Every so often, a bike comes along that significantly impacts not only their respective segments but the industry as a whole. While the Vincent Black Shadow, Kawasaki Z1, and BMW R80 G/S were all game changers in their own way, few bikes left such an indelible mark on motorcycling history as the Honda CB750.

The Honda CB750 is often regarded as the first superbike for its unprecedented performance and trailblazing features. But to understand just how revolutionary it was, you have to look at the global market as a whole, as it was in 1969. The United States was famous for its bulky cruisers, and the UK was responsible for most large-capacity street bikes. Only the Italian MV Agusta had ventured to produce a four-cylinder racing model, but these were well beyond the budget of the average biker.

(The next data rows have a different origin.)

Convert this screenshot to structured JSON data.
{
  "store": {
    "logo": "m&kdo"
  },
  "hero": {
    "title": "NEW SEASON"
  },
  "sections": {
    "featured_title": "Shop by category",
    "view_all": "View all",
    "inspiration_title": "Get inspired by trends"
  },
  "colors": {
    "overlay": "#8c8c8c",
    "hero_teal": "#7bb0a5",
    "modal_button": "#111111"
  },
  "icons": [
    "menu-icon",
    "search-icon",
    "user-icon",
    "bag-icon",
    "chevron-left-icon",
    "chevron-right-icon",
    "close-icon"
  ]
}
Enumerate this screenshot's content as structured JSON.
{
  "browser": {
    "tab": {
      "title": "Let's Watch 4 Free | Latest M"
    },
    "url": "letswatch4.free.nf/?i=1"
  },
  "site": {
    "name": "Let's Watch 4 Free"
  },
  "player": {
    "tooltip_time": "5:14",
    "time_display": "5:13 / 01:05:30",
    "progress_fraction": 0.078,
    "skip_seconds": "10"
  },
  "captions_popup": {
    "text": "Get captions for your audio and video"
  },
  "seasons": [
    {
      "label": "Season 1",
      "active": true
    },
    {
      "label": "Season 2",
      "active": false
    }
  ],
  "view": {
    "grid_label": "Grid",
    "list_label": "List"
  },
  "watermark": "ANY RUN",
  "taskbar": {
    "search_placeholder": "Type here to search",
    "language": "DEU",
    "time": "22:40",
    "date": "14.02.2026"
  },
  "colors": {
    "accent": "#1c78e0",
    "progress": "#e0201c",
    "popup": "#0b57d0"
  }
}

Honda turned the industry on its head by introducing an affordable two-valve transverse inline four-cylinder model with a 736cc power unit that appealed to speed demons and made practical sense due to its unprecedented reliability. The Honda CB750 still stands out as one of the most accessible and dependable classics, with many still running as they did when they first rolled off the production line.

The acronym “UJM” was soon coined to describe the Universal Japanese Motorcycle, as the three other large firms, Kawasaki, Suzuki, and Yamaha, each produced its own model based on the same features as the CB750. These included four cylinders, disc brakes, a tubular cradle frame, and telescopic forks. All attributes are pretty standard and unremarkable on many modern bikes, but that in itself is a testament to Honda’s progressive thinking that reignited the motorcycle industry and changed biking forever.